The U.S. Should Not Ratify the UN Law of the Sea Treaty


The Law of the Sea Treaty is causing prosecution questions in an India-Italy incident where two fishermen were killed. Moreover, with threats being made by Iran to close the Strait of Hormuz, China disrupting the flow of maritime trade in the Philippines and North Korea encroaching on the boundaries of South Korea via the sea, now is definitely not the time for the United States to become part of a United Nations regulatory commission.

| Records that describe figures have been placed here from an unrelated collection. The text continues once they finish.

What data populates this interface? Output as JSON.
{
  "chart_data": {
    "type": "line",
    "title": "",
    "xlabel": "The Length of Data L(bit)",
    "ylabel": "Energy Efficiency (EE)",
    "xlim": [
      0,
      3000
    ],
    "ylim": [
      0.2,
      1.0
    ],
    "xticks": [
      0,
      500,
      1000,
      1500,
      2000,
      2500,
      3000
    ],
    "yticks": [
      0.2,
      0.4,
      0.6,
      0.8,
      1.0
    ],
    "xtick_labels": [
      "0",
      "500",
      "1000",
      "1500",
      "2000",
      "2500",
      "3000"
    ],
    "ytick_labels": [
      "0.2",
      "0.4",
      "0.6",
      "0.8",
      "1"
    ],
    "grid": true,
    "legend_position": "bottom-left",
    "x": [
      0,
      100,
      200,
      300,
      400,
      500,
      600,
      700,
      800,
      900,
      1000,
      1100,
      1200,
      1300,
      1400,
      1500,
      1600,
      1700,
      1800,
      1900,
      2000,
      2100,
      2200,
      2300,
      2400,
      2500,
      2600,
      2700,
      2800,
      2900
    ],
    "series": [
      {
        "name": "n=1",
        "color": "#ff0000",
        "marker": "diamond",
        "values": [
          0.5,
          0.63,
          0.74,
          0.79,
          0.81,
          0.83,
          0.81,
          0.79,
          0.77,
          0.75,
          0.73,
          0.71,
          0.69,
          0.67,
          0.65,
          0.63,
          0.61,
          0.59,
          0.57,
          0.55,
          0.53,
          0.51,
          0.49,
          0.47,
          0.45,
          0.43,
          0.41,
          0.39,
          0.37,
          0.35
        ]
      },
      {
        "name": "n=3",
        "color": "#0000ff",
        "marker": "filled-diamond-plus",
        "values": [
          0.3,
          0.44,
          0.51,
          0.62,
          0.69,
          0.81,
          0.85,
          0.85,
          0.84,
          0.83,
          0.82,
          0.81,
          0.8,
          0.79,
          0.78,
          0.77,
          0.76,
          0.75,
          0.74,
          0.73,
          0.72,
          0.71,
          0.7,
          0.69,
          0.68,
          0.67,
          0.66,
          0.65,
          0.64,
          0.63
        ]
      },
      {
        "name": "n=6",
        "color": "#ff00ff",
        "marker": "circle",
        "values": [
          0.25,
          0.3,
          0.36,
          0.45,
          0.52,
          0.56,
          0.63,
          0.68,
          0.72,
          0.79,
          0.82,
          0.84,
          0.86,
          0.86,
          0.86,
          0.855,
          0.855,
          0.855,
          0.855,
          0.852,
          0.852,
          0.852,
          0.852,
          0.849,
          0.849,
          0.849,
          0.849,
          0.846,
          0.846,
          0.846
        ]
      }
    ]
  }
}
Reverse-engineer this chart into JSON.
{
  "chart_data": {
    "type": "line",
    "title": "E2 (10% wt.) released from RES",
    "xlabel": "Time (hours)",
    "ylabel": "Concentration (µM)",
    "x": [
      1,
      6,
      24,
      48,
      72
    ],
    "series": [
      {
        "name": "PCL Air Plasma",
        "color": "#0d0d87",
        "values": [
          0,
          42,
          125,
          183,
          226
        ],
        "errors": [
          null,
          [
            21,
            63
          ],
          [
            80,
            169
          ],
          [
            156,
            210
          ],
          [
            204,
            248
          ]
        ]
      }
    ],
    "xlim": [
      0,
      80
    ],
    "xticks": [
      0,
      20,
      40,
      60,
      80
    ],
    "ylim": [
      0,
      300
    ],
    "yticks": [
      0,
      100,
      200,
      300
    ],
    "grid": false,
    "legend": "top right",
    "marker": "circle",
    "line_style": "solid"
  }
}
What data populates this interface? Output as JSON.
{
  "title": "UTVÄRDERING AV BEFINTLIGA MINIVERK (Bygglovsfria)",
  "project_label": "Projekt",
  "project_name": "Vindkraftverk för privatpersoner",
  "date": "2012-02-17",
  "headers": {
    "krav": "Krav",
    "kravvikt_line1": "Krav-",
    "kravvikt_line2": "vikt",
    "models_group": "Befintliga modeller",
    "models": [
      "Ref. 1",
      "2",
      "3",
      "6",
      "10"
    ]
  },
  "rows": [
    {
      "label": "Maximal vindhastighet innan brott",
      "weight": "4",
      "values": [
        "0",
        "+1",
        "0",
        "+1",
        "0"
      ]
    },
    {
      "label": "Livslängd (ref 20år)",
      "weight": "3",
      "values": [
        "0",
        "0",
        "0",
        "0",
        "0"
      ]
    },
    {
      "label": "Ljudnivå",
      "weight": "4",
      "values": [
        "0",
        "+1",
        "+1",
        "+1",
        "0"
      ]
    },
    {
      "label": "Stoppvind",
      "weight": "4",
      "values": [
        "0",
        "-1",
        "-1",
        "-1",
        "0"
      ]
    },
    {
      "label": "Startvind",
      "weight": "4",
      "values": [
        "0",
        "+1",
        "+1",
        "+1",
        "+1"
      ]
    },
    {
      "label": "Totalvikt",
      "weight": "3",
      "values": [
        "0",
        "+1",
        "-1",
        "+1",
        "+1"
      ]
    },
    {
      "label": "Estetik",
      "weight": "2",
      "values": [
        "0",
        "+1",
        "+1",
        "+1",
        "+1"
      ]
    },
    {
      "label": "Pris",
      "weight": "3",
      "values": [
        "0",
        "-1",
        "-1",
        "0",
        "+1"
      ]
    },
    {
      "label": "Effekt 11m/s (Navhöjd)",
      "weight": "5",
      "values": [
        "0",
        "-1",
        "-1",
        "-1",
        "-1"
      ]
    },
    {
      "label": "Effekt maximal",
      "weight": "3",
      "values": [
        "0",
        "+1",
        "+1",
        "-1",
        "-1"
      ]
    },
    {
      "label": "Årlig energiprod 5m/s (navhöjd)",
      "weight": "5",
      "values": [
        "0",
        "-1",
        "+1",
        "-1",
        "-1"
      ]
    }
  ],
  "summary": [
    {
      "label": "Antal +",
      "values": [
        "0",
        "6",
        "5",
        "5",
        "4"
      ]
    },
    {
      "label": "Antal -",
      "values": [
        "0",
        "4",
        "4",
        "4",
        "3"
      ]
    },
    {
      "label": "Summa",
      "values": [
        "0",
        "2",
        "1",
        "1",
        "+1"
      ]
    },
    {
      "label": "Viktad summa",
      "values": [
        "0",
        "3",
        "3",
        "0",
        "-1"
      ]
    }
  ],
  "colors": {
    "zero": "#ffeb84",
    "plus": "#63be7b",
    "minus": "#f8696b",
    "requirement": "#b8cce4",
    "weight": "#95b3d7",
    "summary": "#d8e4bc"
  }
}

Ratification by the Senate for the United Nations’ Law of the Sea Treaty will be addressed this spring. Rejected by President Ronald Reagan in 1978 who stated, “No national interest of the United States can justify handing sovereign control of two-thirds of the Earth’s surface over to the Third World,” the implementation of this treaty would be devastating to our country. As recently as February 17, Representatives Jeff Flake (R-Ariz.) and Jim Jordan (R-Ohio) sent a letter to Senate Majority Leader Harry Reid (D-Nev.) and Minority Leader Mitch McConnell (R-Ky.) outlining their concerns for the U.S. should this treaty become ratified. The ratification of this treaty would be extremely detrimental to the United States capitalistic endeavors, environmental controls, and our security and freedom. 

In addition to American taxpayers covering 25% of the International Seabed Authority’s budget, The Law of the Sea Treaty (LOST) would give the UN the power to redistribute the wealth obtained from U.S. operations in international waters. Contractors would be levied taxes termed “application fees” to the tune of $1 million annually (Annex III, Article 13, Paragraphs 2 and 3) and $250,000 each time they would want to “explore or exploit” the seas (Annex Section 8, Paragraph 3). The UN treaty also requires the U.S. to share information and technology with other countries.  The treaty would allow the Sea-Bed Authority (of 161 nations) to have jurisdiction over all coastal waters up to 12 nautical miles from our shores “to foster healthy development of world economy” (Bernaerts’ Guide to the 1982 UN Convention on LOST).   

Additionally, though the environmentalists will act out against U.S. companies for offshore drilling, what will they do against countries such as Cuba (who is already drilling in the Florida straits only 56 miles off the coast of Florida!)? Coral reefs supply food for approximately 25% of ocean species. Allowing other countries to have access to U.S. waters could affect our competitive and capitalistic edge on tourism and scientific study. So, potentially Cuba could drill alongside of our beaches regardless of any environmental or economic impact on the U.S. and we would have no recourse against them or other nations butting up to our scarcely protected sea-rimmed borders.

I find the potential ratification of this treaty most threatening with current events indicating potential military action involving Israel and Iran: Article 20 of the Law of the Sea Treaty “requires U.S. submarines to travel on the surface and show their flags while sailing within territorial waters.” The U.S. currently has freedom to sail the seas via customary international practice (Heritage Foundation, Web Memo No. 1638). As you are reading this, China and North Korea are building their militaries. Iran is gaining on their development of nuclear technology. It is imperative that our sovereignty be maintained to continue to protect our country and collect necessary intelligence. The security and freedom of U.S. citizens both home and abroad depend on this.

President Barack Obama is already prepared to have this treaty ratified. He put his Interagency Ocean Policy Task Force to the charge of reporting on resources and benefits of being part of this UN organization. In July of 2010 he formed the National Ocean Council in final preparation for the United States’ accession to Law of the Sea Treaty. Be aware that the U.S. would have only one vote and no veto power over the 161 nations who have already signed. Iran and North Korea have not signed the Treaty as well as at least 32 other nations.

Many have researched and written detailed contraindications to the ratification of this treaty. The many non-U. S. interest- based prospects of the Law of the Sea Treaty could further alter the security, environmental and economical face of America. With so much going on internationally as well as on our domestic front, we need to pay close attention to the potential ratification process of this treaty and work to prevent it. If we lose this one, America is certainly one step closer to becoming LOST.